Passando dal generale al particolare non cambia, in sostanza, la situazione. A fronte di un 32,9% complessivo di imprese che nel 2021 ritiene di crescere (l’8,7% presume un incremento sui risultati pre-Covid) o perlomeno di recuperare le perdite accumulate nel 2020 (24,2%), si erge un predominante 67,1% scarsamente o per nulla fiducioso nel breve periodo. In particolare, il 40,1% delle imprese intervistate, dopo avere accusato un forte ridimensionamento nel 2020, è convinto che nel 2021 non tornerà ai livelli precedenti. E il residuo 27% ha addirittura paura di cessare l’attività nei prossimi mesi.
Disaggregando tali dati per settore, la palma dell’ottimismo va al comparto edilizio (il 46,5% è orientato favorevolmente, anche grazie alle speranze riposte nel Superbonus 110% e nelle altre agevolazioni previste per le costruzioni), seguito dal manifatturiero (36,2%). All’opposto, i settori a più accentuato timore di chiusura sono il turismo (43,5% del totale), il trasporto (33,3%) e i servizi per la persona (31,7%), comparti dove tre quarti e più delle imprese hanno subito danni economici gravissimi.

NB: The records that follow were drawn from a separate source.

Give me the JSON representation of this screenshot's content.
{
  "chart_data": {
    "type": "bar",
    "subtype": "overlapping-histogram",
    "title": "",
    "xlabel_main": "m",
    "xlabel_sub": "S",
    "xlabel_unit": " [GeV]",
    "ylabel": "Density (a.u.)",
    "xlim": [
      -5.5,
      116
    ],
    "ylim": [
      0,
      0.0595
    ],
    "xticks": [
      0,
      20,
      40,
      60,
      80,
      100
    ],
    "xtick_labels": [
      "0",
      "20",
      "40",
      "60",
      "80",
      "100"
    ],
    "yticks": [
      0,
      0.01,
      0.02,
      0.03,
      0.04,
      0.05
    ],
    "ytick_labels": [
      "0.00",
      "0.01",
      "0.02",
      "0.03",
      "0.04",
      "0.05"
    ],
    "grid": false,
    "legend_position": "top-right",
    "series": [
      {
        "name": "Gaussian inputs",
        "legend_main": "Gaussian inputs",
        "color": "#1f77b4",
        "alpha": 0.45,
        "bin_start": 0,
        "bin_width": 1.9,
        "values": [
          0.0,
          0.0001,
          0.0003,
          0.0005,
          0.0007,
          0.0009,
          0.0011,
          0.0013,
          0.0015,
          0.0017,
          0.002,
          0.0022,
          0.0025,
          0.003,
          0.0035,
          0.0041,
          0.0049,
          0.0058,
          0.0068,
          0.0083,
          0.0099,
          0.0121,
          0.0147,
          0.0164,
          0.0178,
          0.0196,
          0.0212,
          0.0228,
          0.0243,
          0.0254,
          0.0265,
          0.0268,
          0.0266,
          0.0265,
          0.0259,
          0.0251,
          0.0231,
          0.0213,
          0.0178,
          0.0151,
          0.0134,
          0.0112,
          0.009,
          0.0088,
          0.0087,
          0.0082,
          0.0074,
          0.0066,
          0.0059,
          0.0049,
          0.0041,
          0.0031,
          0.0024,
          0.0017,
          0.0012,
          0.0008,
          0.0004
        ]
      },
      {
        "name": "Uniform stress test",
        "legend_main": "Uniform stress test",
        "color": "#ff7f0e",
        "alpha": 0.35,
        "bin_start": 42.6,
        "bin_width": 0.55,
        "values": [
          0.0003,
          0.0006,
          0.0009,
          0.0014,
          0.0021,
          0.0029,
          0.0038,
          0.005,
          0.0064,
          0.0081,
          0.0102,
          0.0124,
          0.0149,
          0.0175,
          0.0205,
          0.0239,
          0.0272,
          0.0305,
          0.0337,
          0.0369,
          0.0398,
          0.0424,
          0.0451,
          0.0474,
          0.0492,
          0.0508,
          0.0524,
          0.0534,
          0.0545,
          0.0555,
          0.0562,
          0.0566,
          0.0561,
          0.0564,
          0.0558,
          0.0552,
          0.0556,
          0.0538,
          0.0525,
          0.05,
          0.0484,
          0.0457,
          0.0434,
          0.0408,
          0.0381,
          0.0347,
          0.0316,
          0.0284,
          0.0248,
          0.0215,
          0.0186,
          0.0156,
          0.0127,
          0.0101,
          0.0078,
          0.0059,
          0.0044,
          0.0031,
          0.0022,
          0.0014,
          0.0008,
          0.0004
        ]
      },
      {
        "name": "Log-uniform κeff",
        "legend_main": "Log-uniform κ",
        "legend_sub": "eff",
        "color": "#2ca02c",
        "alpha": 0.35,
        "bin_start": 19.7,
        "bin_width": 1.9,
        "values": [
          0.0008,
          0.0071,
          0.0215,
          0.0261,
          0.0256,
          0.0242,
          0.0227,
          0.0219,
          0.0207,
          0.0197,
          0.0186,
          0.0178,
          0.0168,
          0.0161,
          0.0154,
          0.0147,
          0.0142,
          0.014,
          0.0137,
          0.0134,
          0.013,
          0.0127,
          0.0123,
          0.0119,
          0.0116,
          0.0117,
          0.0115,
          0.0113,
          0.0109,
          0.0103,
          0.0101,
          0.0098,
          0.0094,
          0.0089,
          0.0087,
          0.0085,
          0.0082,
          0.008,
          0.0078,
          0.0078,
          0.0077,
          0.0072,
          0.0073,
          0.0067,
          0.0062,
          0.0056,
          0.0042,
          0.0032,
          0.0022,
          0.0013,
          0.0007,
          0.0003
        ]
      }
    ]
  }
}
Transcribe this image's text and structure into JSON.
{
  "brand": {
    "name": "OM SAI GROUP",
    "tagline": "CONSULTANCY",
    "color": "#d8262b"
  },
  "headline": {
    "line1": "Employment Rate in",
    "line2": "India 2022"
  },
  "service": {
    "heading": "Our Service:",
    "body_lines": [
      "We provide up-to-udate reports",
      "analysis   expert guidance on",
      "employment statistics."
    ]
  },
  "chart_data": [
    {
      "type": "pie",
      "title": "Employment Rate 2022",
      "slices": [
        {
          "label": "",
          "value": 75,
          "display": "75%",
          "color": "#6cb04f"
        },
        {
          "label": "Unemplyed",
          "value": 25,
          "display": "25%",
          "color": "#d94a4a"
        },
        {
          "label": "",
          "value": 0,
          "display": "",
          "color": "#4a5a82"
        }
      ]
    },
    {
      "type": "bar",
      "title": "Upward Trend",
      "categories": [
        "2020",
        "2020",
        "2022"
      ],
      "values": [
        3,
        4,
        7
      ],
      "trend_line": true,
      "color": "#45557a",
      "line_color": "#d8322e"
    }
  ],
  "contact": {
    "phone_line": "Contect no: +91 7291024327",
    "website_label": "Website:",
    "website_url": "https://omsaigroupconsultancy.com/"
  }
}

Quali strategie le imprese propongono al governo per uscire dalla crisi? Il ventaglio di opinioni è divergente, ma grosso modo può raggrupparsi in tre ordini di suggerimenti. Il 36,4% delle imprese che hanno partecipato all’indagine è dell’opinione di continuare lungo la strada tracciata dal governo, adottando ancora la diversificazione delle zone a seconda della gravità della situazione sanitaria.
Il 35,6% del campione ritiene invece che, a questo punto, le ragioni dell’economia siano prioritarie e debbano essere evitati nuovi confinamenti. Il 28%, infine, chiede che l’Italia proceda nel solco degli altri Paesi europei, al fine principale di mantenere invariata la posizione competitiva nazionale.